How Superconductors Became Practical:
A Walk Through the History and Science of Flux Pinning.

Herbert C. Freyhardt

Texas Center for Superconductivity,
University of Houston, Houston,TX 77204-5002, USA; Universität
Göttingen (retired) and ZFW gGmbH Göttingen, Germany

Abstract - Since the investigation of flux pinning in superconductors in the early sixties, a considerable amount of work has been accumulated in this field to understand the underlying principles of fundamental interaction mechanisms of flux lines with pinning defects as well as the summation problem for a well
characterized arrangement of flux lines. Pinning is and remains one of the essential problems to tailor and optimize the current carrying capability of practical low-Tc or MgB2 superconductors and to make them viable for application.
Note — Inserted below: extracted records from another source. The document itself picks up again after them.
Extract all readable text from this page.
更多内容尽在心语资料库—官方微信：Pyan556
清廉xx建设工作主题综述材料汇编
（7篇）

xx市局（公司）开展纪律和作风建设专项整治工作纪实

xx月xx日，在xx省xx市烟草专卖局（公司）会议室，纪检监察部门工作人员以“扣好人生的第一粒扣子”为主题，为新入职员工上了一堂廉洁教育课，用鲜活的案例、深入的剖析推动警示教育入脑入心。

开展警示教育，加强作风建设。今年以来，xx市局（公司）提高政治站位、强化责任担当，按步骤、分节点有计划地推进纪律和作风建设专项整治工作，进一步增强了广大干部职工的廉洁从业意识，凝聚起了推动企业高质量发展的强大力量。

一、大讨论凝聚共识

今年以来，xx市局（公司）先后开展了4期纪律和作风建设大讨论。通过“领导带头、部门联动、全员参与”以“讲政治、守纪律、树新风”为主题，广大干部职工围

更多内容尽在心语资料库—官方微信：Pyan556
For high temperature superconductors it is even more challenging because now one
has to deal with highly anisotropic superconductors with complex flux and flux line structures which strongly govern the essential irreversibility fields and with a pinning landscape which can be tailored to a large extent to improve engineering critical currents. The challenge is to understand the mechanisms which govern current limitation and to further increase flux pinning and critical current densities in the presently known HTS materials at the operating fields and temperatures, e.g. for devices in electrical and power engineering, to pave the way for a widespread application.

Plenary presentation at CEC-ICMC 2011.  Reference No. CRP23; Category 5, 11.